What has been a longstanding challenge in machine learning that we will make progress on in the near future?

I am not able to make a prediction. However, I can express my hope for machine learning. I believe that deep learning will still play a vital role in the foreseeable future as it currently does. We would appreciate progress in research on the following issues.

One challenge for deep learning is that it still does not have a solid mathematical theory as its foundation. It is necessary to have a mathematical theory to precisely explain the workings of deep learning and effectively guide its development.

Another challenge for deep learning is that it needs to be more explainable, more robust and reliable, and fairer in how it makes decisions. When deep learning is increasingly employed in practice, AI supported by trustworthy deep learning becomes more important.

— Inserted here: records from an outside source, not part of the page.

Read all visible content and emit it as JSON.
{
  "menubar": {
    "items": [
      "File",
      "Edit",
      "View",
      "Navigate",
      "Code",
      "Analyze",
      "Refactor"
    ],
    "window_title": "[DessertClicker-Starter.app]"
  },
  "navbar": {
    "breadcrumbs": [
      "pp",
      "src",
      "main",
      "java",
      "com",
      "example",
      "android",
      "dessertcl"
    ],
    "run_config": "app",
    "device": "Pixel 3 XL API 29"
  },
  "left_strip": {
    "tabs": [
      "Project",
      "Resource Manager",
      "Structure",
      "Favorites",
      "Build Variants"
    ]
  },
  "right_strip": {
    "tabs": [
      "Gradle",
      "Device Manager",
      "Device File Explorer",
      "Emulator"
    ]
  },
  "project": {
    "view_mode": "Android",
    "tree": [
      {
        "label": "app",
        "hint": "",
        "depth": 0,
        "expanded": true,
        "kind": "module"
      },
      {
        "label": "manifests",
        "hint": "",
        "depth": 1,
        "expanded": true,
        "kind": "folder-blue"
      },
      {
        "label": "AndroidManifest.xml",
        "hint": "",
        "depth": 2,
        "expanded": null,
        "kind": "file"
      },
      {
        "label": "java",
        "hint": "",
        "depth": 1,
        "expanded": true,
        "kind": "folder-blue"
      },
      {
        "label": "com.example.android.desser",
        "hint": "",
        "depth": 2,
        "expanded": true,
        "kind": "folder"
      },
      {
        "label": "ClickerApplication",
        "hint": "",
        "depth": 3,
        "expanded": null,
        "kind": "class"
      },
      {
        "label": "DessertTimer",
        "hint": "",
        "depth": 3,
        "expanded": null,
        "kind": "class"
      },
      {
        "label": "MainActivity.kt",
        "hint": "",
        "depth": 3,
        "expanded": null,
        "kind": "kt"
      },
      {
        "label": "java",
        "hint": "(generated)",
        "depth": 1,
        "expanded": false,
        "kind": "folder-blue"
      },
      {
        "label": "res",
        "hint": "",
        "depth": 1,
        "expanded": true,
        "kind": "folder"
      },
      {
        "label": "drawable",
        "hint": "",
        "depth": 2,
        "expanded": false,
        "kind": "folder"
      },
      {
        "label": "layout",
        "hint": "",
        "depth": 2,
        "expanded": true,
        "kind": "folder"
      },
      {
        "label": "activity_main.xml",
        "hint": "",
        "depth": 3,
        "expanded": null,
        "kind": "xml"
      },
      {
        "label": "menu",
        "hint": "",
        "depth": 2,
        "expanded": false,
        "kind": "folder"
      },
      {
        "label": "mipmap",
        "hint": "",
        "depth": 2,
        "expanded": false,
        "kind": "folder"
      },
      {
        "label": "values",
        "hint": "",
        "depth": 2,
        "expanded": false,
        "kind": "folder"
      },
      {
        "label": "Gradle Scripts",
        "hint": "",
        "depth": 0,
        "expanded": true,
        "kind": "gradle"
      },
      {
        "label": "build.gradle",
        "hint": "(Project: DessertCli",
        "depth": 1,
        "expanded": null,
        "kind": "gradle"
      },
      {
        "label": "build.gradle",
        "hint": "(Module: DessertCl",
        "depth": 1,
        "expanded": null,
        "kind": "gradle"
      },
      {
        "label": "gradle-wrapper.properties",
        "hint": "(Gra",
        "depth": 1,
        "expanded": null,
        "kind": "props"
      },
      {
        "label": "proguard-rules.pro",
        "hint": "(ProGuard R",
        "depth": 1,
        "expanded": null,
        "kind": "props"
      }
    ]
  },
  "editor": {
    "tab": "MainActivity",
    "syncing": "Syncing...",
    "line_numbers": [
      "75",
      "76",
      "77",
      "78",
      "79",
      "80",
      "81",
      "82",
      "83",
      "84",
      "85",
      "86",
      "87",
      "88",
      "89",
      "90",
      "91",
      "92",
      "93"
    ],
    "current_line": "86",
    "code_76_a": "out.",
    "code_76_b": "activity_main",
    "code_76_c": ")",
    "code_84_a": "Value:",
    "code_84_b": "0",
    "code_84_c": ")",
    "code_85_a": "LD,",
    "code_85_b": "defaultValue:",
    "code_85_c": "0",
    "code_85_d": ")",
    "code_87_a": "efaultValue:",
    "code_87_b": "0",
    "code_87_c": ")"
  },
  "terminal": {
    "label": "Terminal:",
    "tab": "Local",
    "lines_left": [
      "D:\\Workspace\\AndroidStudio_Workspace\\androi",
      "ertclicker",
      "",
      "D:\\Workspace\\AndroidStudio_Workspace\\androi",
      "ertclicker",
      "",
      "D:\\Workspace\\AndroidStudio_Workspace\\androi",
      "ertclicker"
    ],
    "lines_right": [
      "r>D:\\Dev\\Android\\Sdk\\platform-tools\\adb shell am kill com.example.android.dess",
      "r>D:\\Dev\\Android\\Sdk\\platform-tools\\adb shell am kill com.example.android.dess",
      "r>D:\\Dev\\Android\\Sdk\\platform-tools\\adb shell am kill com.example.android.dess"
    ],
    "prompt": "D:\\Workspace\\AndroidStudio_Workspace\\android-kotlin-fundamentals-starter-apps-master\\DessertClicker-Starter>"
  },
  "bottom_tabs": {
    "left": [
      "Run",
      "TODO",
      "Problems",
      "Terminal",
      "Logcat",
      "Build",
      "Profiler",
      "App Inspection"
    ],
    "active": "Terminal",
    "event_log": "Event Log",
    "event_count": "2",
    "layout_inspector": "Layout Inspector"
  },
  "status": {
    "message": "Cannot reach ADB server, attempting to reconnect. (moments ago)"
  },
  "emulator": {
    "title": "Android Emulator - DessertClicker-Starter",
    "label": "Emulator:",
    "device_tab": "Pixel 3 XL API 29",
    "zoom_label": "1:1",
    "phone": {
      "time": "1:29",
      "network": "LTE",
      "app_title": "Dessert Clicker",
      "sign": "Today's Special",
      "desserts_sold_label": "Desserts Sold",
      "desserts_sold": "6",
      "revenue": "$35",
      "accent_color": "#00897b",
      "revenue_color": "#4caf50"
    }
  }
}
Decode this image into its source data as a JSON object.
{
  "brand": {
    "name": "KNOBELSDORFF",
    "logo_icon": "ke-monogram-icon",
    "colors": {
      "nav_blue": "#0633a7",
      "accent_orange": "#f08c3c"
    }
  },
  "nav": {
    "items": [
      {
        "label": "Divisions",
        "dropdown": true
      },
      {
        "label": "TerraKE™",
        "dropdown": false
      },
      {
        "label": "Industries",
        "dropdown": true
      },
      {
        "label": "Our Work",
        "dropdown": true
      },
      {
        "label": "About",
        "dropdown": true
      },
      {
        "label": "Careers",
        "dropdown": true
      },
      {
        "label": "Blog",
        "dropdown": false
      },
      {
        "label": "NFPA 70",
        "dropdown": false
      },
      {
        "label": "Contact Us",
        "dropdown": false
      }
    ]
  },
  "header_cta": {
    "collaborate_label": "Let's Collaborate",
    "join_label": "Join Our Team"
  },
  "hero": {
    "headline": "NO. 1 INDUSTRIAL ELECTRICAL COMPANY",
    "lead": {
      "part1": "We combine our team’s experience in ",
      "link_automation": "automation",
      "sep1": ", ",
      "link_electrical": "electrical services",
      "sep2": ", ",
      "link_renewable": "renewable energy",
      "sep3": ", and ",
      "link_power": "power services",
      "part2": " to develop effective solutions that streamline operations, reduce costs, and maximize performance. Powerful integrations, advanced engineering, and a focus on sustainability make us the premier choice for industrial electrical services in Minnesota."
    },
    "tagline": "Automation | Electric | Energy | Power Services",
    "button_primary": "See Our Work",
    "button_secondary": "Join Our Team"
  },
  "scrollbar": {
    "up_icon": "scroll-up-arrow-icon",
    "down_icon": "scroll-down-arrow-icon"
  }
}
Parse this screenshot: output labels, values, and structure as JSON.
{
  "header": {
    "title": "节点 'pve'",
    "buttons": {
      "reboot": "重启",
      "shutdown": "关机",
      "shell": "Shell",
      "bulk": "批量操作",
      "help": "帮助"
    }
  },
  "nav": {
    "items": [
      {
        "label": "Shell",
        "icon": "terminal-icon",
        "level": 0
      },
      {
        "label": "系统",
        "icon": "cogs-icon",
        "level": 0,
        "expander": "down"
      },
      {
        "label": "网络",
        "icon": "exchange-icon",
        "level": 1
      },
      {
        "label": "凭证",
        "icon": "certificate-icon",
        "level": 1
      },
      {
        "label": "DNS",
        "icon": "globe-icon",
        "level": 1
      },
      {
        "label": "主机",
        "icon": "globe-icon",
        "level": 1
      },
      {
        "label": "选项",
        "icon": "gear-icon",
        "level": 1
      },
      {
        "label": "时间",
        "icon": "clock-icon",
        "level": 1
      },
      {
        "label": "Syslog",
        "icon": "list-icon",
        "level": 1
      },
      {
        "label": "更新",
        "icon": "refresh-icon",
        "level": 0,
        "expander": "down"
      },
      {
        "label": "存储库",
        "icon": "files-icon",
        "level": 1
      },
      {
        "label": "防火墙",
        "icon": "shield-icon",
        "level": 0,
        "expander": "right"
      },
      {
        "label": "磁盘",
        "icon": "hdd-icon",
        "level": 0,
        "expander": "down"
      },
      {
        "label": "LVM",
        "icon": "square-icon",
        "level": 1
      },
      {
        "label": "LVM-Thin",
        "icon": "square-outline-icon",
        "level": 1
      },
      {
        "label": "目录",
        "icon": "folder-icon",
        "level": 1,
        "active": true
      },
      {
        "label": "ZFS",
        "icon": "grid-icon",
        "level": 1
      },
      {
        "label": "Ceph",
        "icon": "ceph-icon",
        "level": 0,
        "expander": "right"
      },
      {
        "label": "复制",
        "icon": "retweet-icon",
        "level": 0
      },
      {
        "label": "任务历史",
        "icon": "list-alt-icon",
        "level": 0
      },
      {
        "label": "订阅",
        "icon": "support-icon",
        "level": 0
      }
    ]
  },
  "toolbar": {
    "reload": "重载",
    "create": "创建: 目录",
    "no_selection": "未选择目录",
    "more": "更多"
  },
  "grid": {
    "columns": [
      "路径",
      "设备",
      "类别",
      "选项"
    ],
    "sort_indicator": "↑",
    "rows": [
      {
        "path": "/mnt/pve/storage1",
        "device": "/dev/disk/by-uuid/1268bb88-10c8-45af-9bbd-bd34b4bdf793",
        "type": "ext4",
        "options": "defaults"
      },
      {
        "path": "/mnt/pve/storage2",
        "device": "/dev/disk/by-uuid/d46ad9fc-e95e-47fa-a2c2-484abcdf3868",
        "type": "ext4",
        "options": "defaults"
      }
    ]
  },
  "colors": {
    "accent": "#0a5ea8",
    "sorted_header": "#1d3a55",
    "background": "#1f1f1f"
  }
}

Deep learning, sometimes combined with reinforcement learning, also needs to be more effective and efficient in solving AI problems. One important goal is to get more inspiration from human brains, which are the most intelligent computing systems. Therefore, human brain-inspired deep learning/AI should be an important direction to explore. The language modeling idea described above is an example.

Hang Li is the Head of Research at ByteDance, a multinational internet technology company headquartered in Beijing. Among its holdings, ByteDance owns TikTok, a short-form video hosting service, and Douyin, a Chinese counterpart. Li has published five books and more than 150 technical papers in areas including information retrieval, natural language processing, machine learning, and data mining.

Li has been active in service to the field, having been on the program committees for many leading conferences including ACM SIGIR and ACM WSDM, as well as serving on the editorial boards for international journals. Li was recently named an ACM Fellow for contributions to machine learning for search and dialogue.